Дальняя гроза - Анатолий Тимофеевич Марченко
— Значит, июль вам по душе. А почему этот месяц так называется, вам никогда не приходило в голову?
— Как это почему? Назвали так, и баста. Вот ты — Илья. Почему? Да так родители нарекли. Между прочим, в честь Ильи пророка. Так что у тебя имя ни к чертям собачьим, слишком божественное.
— Не в имени дело, — краснел Илья. — Так вот, к вашему сведению, Василий Макарович, назвали месяц июлем в честь Юлия Цезаря. Потому что он в этом месяце родился. А прежде он назывался квинтилием. И учтите, квинтилий переименовали в июль еще при жизни Цезаря. Вот это, скажу я вам, слава.
— А он что, Цезарь этот, из трудящегося народа? — осторожно спрашивал Шорников.
— Увы, он из патрициев. Причем очень знатных.
— Патрициев?
— Ну, вроде из наших буржуев.
— Тогда на кой ляд ты мне этим Цезарем мозги засоряешь?
— Так он жил еще до нашей эры. И был великим полководцем и государственным деятелем. И даже писателем. Вы знаете, сколько он одерживал побед?
— И знать не желаю. Для кого он их одерживал? Сам говоришь, что для патрициев. Ты лучше о наших полководцах расскажи, о рабоче-крестьянских. К примеру, ты о Буденном слыхал?
— К сожалению, нет.
— А про Ворошилова знаешь? Донецкий слесарь. А главное, мой земляк.
— Тоже не слыхал.
— Ну так услышишь. А то — Цезарь, Цезарь...
— Я уверен, Василий Макарович, что опыт полководцев древности тоже можно взять на вооружение в гражданской войне. В интересах пролетариата.
— Какой еще опыт? Что у нас, своей головы на плечах нет?
— Цезарь не лез на противника нахрапом, как иной раз мы, а разъединял его и бил по частям. Это во-первых. Цезарь держал войска в кулаке и быстро создавал превосходство в силах на главном направлении удара. Это во-вторых. А когда у него было маловато силенок, он действовал стремительно, напористо, шел на военную хитрость, искусно маневрировал. Это вам в‑третьих. А одерживая победу в бою, не останавливался, как это бывает в нашей дивизии. Возьмем станицу — и по куреням отъедаться да отсыпаться. А Цезарь безостановочно преследовал вражескую армию до полного уничтожения. Это в‑четвертых. И как вы любите повторять, и так далее. Кстати, он очень ценил конницу.

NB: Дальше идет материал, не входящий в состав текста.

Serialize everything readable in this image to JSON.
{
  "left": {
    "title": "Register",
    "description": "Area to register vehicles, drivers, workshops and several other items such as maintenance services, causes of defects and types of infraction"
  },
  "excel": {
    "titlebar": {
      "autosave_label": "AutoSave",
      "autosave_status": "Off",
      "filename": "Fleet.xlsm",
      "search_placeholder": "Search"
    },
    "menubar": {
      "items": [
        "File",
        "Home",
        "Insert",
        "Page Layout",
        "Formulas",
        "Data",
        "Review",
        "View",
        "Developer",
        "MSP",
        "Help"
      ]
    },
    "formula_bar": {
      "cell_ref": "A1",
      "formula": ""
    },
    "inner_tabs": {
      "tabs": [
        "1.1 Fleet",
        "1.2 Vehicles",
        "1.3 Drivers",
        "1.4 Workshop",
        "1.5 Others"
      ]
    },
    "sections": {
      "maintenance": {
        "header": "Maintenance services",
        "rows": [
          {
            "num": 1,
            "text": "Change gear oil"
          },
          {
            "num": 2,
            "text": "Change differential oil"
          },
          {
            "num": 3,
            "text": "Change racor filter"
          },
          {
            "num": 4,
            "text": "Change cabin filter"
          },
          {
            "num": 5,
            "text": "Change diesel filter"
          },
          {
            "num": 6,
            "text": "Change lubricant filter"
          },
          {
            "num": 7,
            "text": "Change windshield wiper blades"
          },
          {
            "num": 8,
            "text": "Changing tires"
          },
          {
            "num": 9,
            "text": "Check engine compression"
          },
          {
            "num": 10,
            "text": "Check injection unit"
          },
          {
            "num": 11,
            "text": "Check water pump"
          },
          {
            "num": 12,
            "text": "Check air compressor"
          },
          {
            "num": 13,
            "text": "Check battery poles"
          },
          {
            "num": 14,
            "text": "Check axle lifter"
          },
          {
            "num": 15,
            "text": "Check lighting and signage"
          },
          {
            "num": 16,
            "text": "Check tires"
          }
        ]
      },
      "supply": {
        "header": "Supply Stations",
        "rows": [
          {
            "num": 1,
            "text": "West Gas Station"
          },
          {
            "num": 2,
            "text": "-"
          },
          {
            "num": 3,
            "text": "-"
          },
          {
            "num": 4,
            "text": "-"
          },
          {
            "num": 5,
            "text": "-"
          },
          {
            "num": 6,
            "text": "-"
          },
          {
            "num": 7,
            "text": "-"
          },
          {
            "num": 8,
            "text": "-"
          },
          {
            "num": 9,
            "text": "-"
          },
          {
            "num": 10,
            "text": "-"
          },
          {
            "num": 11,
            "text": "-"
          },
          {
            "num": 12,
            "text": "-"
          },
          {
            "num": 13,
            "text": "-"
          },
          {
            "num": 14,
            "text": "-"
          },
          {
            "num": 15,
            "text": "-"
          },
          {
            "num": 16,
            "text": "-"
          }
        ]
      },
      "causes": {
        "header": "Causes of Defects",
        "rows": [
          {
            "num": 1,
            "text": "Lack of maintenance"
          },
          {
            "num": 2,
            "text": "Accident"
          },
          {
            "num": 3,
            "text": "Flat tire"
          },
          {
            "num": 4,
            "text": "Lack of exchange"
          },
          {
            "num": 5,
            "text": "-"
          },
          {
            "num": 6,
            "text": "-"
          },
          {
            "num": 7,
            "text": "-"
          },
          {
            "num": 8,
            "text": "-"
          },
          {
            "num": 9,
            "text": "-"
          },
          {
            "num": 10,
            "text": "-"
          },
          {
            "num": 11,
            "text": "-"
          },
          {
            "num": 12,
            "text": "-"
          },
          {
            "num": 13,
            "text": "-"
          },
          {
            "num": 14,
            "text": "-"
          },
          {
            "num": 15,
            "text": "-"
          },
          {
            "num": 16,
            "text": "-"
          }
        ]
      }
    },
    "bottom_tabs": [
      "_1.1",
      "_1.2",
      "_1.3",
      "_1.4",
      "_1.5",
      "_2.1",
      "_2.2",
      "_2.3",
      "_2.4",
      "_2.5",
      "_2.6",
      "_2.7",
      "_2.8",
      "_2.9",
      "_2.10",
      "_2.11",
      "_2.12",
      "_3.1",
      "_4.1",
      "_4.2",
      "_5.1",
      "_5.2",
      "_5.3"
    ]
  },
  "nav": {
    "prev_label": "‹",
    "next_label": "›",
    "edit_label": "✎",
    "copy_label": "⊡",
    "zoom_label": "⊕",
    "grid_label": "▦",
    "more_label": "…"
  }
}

— Вот это по-нашенски! — одобрил Шорников.
— А еще — разведку.
— Выходит, таких, как мы с тобой, ценил? — обрадовался Шорников. — Видать, этот Цезарь был парень не промах.
— А если я добавлю, Василий Макарович, что великий русский полководец Суворов и французский император Наполеон считали, что каждый военный обязан изучать труды Юлия Цезаря и знать их назубок?
— Это точно?
— Абсолютно. Особенно надо изучать историю его Галльских походов. Их было целых восемь. В результате римляне завоевали всю Галлию.
— Галлию? С чем ее едят?
— Это территория, на которой в наше время располагаются Северная Италия, Франция, Люксембург, Бельгия, Германия, часть Голландии и Швейцарии.
— Вот это аппетит! — поразился Шорников. — Все это проглотил и не подавился? Так он, выходит, захватчик, а значит, лютый враг трудового народа.
— Это уже другой вопрос, — уклонился от спора Илья. — Я говорю о его полководческом искусстве.
— А что, в этом направлении придется мне нашего начдива просветить. Да и начальника штаба не мешает.
— Ну, что касается Румянцева, то ему все это известно. Он же военную академию кончал.
Илье очень хотелось познакомить Шорникова с Цезарем поглубже, прочитать ему, что писали о Цезаре Цицерон, Светоний и Плутарх. Тем более что именно эту книгу он обнаружил в разрушенной библиотеке, когда отступали из Армавира. Илью самого привлекла мысль Плутарха о том, что для деятельной натуры Цезаря успехи не служили основанием для покоя. Напротив, как бы воспламеняли и подстрекали его к великим предприятиям в будущем. Это было, отмечал Плутарх, некое соревнование с самим собой, словно с соперником, и стремление будущими подвигами превзойти совершенные ранее.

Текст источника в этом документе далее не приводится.